Imagine that each arriving signal is put on individual pieces of paper which represent a complex plane like the one shown below. Now, the detector needs to decide which of the symbol from the codebook might have been sent by looking at what is received. This is an inference process. We're looking at an outcome and guessing what caused it. To do so, the detector has a heuristic - it divides the entire sheet of paper into as many disjoint regions as there are codes in the codebook or symbols in the constellation. These regions encompass the entire sheet. Then, to each region, it has assigned a symbol value - if the incoming signal lies in the region \(R_1\), I'll say that \(a_1\) was transmitted (\(\hat{X}=a_1\)). Likewise, it associates a symbol with each region.

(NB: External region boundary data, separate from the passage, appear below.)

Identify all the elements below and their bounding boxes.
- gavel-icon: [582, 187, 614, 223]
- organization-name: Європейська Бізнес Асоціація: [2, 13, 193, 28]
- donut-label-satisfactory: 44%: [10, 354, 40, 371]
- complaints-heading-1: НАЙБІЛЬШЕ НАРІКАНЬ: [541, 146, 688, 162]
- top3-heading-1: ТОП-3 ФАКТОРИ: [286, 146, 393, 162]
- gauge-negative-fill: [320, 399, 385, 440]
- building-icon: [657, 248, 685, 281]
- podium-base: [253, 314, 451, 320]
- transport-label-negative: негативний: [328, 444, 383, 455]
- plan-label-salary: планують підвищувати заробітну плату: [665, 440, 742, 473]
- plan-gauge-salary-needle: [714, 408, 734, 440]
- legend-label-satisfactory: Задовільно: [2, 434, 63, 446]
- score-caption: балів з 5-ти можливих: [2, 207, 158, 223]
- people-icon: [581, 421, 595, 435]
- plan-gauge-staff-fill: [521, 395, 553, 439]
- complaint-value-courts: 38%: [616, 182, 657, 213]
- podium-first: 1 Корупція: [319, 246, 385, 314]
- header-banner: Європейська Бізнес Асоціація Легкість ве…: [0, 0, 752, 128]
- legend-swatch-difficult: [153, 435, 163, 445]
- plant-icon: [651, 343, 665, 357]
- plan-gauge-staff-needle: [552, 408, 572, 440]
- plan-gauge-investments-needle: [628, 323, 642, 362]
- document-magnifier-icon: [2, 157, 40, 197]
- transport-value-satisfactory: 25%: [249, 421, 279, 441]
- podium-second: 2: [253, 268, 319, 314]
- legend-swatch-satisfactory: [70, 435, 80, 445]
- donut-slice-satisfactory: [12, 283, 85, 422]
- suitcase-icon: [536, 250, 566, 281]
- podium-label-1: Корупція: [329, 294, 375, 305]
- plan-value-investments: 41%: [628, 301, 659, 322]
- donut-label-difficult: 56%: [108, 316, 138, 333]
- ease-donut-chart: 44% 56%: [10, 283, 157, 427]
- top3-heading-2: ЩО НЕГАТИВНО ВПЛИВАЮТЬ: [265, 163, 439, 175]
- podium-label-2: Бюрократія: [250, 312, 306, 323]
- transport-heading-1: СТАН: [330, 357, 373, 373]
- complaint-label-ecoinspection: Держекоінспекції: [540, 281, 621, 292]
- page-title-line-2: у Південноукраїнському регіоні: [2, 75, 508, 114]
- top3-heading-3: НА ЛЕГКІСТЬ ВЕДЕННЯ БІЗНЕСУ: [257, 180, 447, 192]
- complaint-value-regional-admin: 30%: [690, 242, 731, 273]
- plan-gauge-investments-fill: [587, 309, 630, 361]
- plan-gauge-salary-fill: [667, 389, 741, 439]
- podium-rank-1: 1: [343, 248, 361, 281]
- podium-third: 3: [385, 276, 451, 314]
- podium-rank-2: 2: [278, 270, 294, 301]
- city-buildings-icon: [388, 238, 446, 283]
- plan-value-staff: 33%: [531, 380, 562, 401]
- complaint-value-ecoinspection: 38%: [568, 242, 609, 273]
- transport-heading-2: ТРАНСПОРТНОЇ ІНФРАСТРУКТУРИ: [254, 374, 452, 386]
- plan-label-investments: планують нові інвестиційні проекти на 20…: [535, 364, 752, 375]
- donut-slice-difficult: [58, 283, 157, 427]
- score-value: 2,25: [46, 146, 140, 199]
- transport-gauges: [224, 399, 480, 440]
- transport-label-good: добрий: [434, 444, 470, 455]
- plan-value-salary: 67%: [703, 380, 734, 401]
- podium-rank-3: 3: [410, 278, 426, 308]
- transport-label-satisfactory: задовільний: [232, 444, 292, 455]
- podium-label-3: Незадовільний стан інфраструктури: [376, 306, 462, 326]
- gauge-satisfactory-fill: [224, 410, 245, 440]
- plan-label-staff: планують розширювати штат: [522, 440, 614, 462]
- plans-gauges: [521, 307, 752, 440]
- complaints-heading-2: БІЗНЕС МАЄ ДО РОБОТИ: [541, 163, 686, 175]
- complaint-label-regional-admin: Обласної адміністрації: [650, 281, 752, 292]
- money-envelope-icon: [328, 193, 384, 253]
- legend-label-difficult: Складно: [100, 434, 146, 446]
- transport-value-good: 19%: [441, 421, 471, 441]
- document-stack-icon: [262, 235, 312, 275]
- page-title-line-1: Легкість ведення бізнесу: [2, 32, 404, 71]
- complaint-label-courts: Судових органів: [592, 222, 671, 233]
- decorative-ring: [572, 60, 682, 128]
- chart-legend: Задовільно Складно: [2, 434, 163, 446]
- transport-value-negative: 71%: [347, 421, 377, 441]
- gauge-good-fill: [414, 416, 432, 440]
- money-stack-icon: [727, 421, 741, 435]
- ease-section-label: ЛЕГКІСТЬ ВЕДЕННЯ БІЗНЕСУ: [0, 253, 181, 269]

Now, how good the mapping of those regions is, determines how well the detector will perform. In an optimal detector, the regions would be such that the above expression is maximized. But how do we know what the regions should be?
Then, the above equation can be written as
\(\displaystyle\sum_{i=1}^{|\chi|}P\{y \in R_i | X = a_i\} \cdot P\{X = a_i\} = \displaystyle\sum_{i=1}^{|\chi|} \int_{R_i} f_Y(y | X = a_i) \cdot P\{X = a_i\}\)
with \(f_Y(y|X = a_i)\)is the conditional probability density function of the received signal. Depending on what kind of p.d.f. Y has will determine the decision regions in the optimal detector. Thus, the choice of how the regions look like, or what they should be depends on the p.d.f. of the incoming signal. When we consider an AWGN channel, we model the noise as Gaussian, and consequently, Y also takes a Gaussian form. If we had modeled noise as - let's say uniform distribution - Y would have a different form and consequently, the regions and the mapping would change.
Note that \(P\{Y = y | X = a_i\} \cdot P\{X = a_i\} = P\{X = a_i | Y = y \} \cdot P\{Y = y\}\)(by Bayes rule). This is the Aposteriori probability that \(a_i\)was transmitted, given that 'y' was received.
There is another receiver, the Maximum Likelihood receiver, which selects \(a_i\) that maximizes the likelihood of obtaining \(Y = y\). For an ML Detector, we have:
\(maximize P\{Y=y|X=a_i\}\)
Note that if the apriori probabilities of all symbols were equal, i.e. if transmitting any of the symbols from the codebook is equally probable, then the MAP detector reduces to the ML Detector. This looks like a special case but is a very powerful tool which is widely exploited.